Fork me on GitHub

Introduction

The functions of a batch system can be thought of in terms of workload management and resource management. The batch system software has to manage the programs, scripts, etc that the users want to run (workload) on the nodes, cores, gpus, etc of a cluster (resource). Batch system software does this by allowing users to submit units of work (jobs) to a queue, assigning priorities to those jobs, and then allocating resources to the highest priority jobs as the resources become available. In traditional batch systems, the user can then manage their allocated resources by assigning nodes, cores, etc to individual job steps, but all of this is managed by one parent control daemon. Flux extends on this by making each allocation a full featured Flux instance. This hierarchical model means that users can easily create allocations within their allocation(s), allowing for highly complex workflows that take full advantage of the complex hardware in modern HPC clusters, or just launching a whole lot of job steps really quickly.

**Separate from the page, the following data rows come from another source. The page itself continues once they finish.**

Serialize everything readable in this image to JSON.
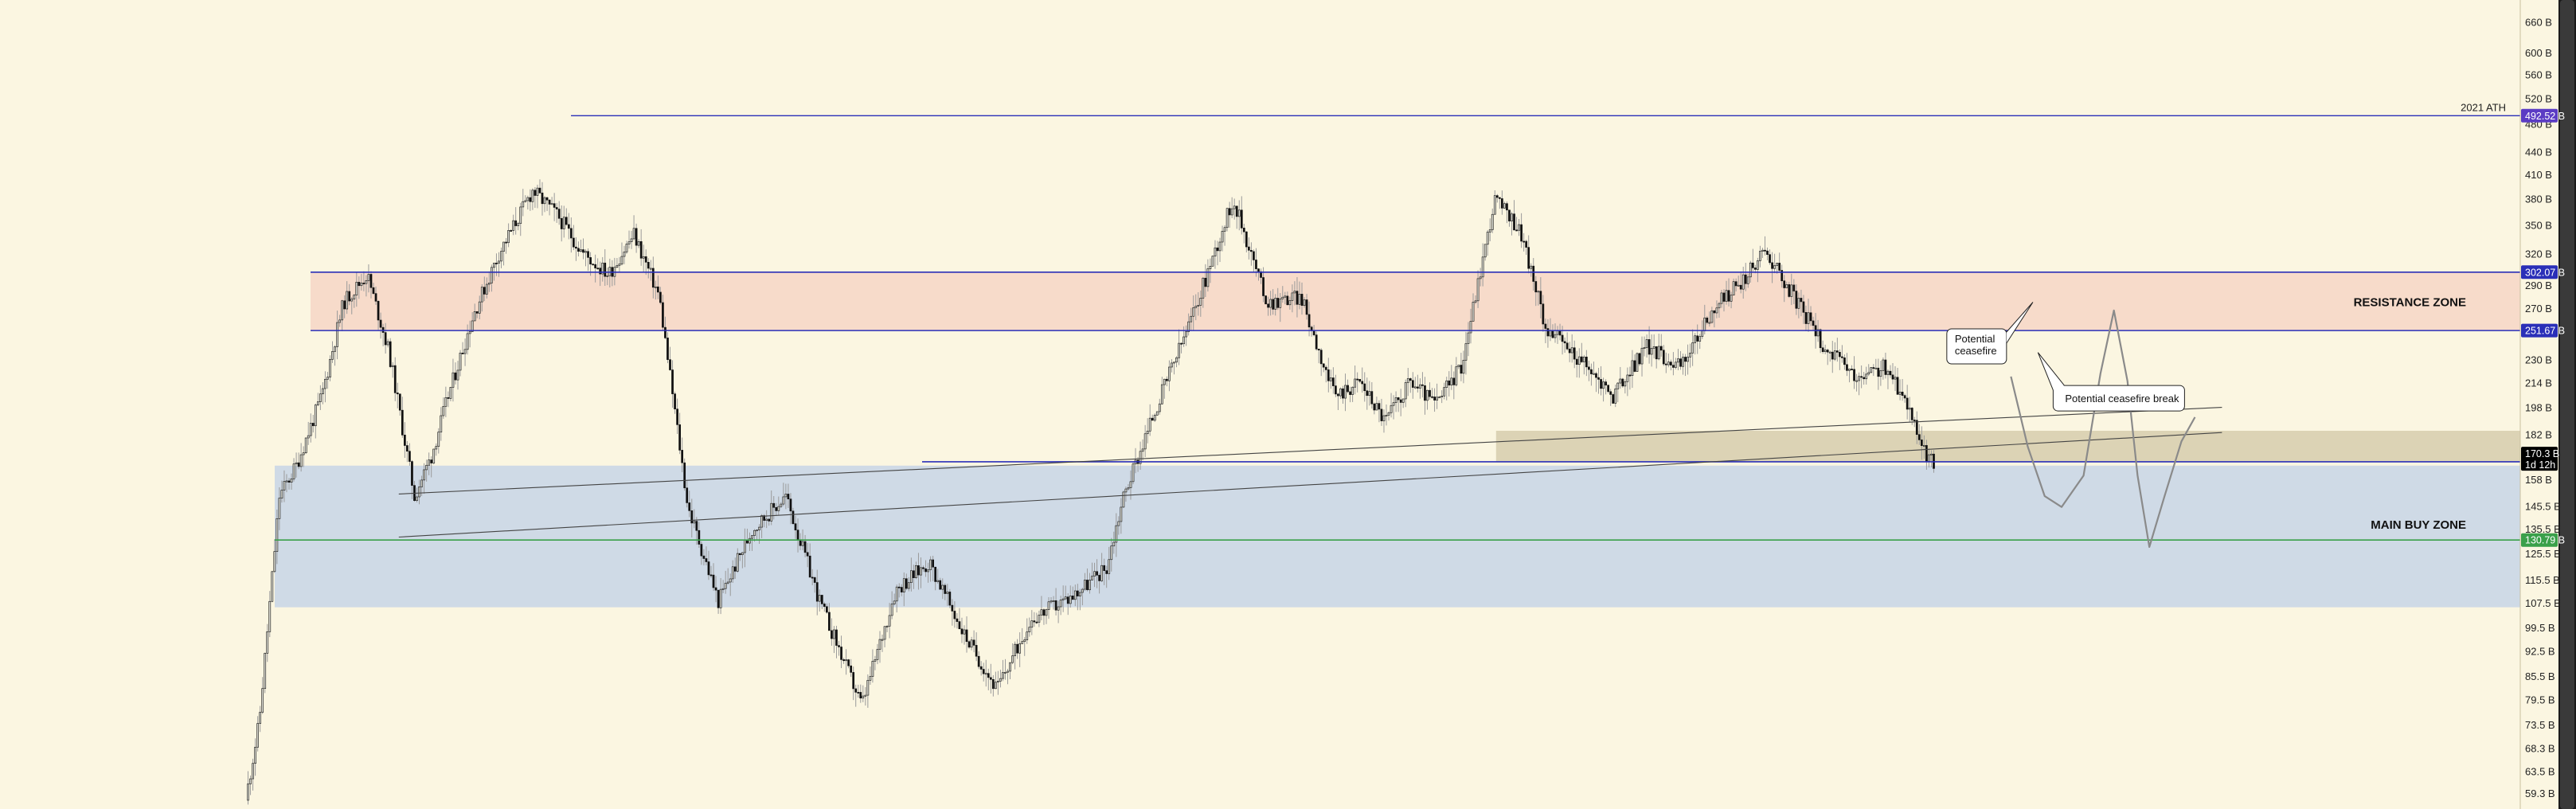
{
  "chart_data": {
    "type": "candlestick",
    "y_scale": "log",
    "ylim": [
      58,
      700
    ],
    "y_ticks": [
      "660 B",
      "600 B",
      "560 B",
      "520 B",
      "480 B",
      "440 B",
      "410 B",
      "380 B",
      "350 B",
      "320 B",
      "290 B",
      "270 B",
      "250 B",
      "230 B",
      "214 B",
      "198 B",
      "182 B",
      "170 B",
      "158 B",
      "145.5 B",
      "135.5 B",
      "125.5 B",
      "115.5 B",
      "107.5 B",
      "99.5 B",
      "92.5 B",
      "85.5 B",
      "79.5 B",
      "73.5 B",
      "68.3 B",
      "63.5 B",
      "59.3 B"
    ],
    "y_tick_values": [
      660,
      600,
      560,
      520,
      480,
      440,
      410,
      380,
      350,
      320,
      290,
      270,
      250,
      230,
      214,
      198,
      182,
      170,
      158,
      145.5,
      135.5,
      125.5,
      115.5,
      107.5,
      99.5,
      92.5,
      85.5,
      79.5,
      73.5,
      68.3,
      63.5,
      59.3
    ],
    "price_series_anchors": [
      [
        0.0,
        58
      ],
      [
        0.008,
        74
      ],
      [
        0.02,
        150
      ],
      [
        0.03,
        165
      ],
      [
        0.045,
        205
      ],
      [
        0.058,
        275
      ],
      [
        0.072,
        300
      ],
      [
        0.085,
        235
      ],
      [
        0.1,
        150
      ],
      [
        0.11,
        170
      ],
      [
        0.12,
        205
      ],
      [
        0.135,
        265
      ],
      [
        0.15,
        320
      ],
      [
        0.17,
        390
      ],
      [
        0.185,
        360
      ],
      [
        0.2,
        320
      ],
      [
        0.215,
        300
      ],
      [
        0.23,
        340
      ],
      [
        0.245,
        280
      ],
      [
        0.262,
        145
      ],
      [
        0.28,
        108
      ],
      [
        0.3,
        135
      ],
      [
        0.32,
        150
      ],
      [
        0.34,
        108
      ],
      [
        0.365,
        78
      ],
      [
        0.385,
        112
      ],
      [
        0.405,
        122
      ],
      [
        0.425,
        98
      ],
      [
        0.445,
        82
      ],
      [
        0.465,
        102
      ],
      [
        0.49,
        110
      ],
      [
        0.51,
        120
      ],
      [
        0.52,
        150
      ],
      [
        0.54,
        200
      ],
      [
        0.56,
        260
      ],
      [
        0.585,
        380
      ],
      [
        0.605,
        275
      ],
      [
        0.625,
        280
      ],
      [
        0.645,
        205
      ],
      [
        0.66,
        215
      ],
      [
        0.675,
        190
      ],
      [
        0.69,
        215
      ],
      [
        0.705,
        200
      ],
      [
        0.72,
        225
      ],
      [
        0.74,
        380
      ],
      [
        0.755,
        345
      ],
      [
        0.77,
        255
      ],
      [
        0.79,
        230
      ],
      [
        0.81,
        205
      ],
      [
        0.83,
        240
      ],
      [
        0.85,
        225
      ],
      [
        0.87,
        270
      ],
      [
        0.89,
        300
      ],
      [
        0.9,
        325
      ],
      [
        0.915,
        285
      ],
      [
        0.935,
        240
      ],
      [
        0.955,
        215
      ],
      [
        0.97,
        225
      ],
      [
        0.985,
        200
      ],
      [
        0.995,
        170
      ],
      [
        1.0,
        167
      ]
    ],
    "ath_price": 492.52,
    "ath_from_fraction": 0.192,
    "resistance_zone": {
      "upper": 302.07,
      "lower": 251.67
    },
    "support_line": 167,
    "support_line_start_fraction": 0.4,
    "green_line": 130.79,
    "main_buy_zone": {
      "upper": 165,
      "lower": 106
    },
    "tan_zone": {
      "upper": 184,
      "lower": 167,
      "start_fraction": 0.74
    },
    "trendlines": [
      {
        "from": [
          0.09,
          132
        ],
        "to": [
          1.17,
          183
        ]
      },
      {
        "from": [
          0.09,
          151
        ],
        "to": [
          1.17,
          198
        ]
      }
    ],
    "projection_path": [
      [
        1.045,
        218
      ],
      [
        1.055,
        175
      ],
      [
        1.065,
        150
      ],
      [
        1.075,
        145
      ],
      [
        1.088,
        160
      ],
      [
        1.098,
        220
      ],
      [
        1.106,
        268
      ],
      [
        1.114,
        215
      ],
      [
        1.12,
        160
      ],
      [
        1.127,
        128
      ],
      [
        1.136,
        150
      ],
      [
        1.146,
        178
      ],
      [
        1.154,
        192
      ]
    ],
    "legend": null
  },
  "badges": [
    {
      "id": "ath",
      "text": "492.52 B",
      "value": 492.52,
      "color": "#5b3cc4"
    },
    {
      "id": "res-upper",
      "text": "302.07 B",
      "value": 302.07,
      "color": "#2a2fb8"
    },
    {
      "id": "res-lower",
      "text": "251.67 B",
      "value": 251.67,
      "color": "#2a2fb8"
    },
    {
      "id": "current",
      "text": "170.3 B",
      "sub": "1d 12h",
      "value": 170.3,
      "color": "#000000"
    },
    {
      "id": "green",
      "text": "130.79 B",
      "value": 130.79,
      "color": "#3aa04a"
    }
  ],
  "labels": {
    "ath": "2021 ATH",
    "resistance_zone": "RESISTANCE ZONE",
    "main_buy_zone": "MAIN BUY ZONE"
  },
  "callouts": {
    "ceasefire": [
      "Potential",
      "ceasefire"
    ],
    "ceasefire_break": "Potential ceasefire break"
  },
  "colors": {
    "background": "#fbf6e1",
    "resistance_fill": "#f6d6c6",
    "buy_zone_fill": "#ccd8e6",
    "tan_fill": "#d8cfb0",
    "blue_line": "#2a2fb8",
    "green_line": "#3aa04a",
    "candle": "#111111",
    "wick": "#9a9a9a",
    "projection": "#8a8a8a"
  }
}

The first part of this tutorial will introduce you to the basic commands that will allow you use Flux like a traditional resource manager. You will learn how to either get an allocation in a running multi-user Flux instance or start a Flux instance in an allocation that you get in another batch system. You will then learn how to launch work as job steps within that instance, combine units of work in a batch script, and monitor your running or submitted work.

The second part of this tutorial will give you the tools to run more complex workflows in your Flux jobs. You will dig deeper into Flux’s hierarchical nature and create allocations within your allocation. You will also get an introduction to Flux’s Python bindings so that you can write job scripts with all of the power and flexibility of Python.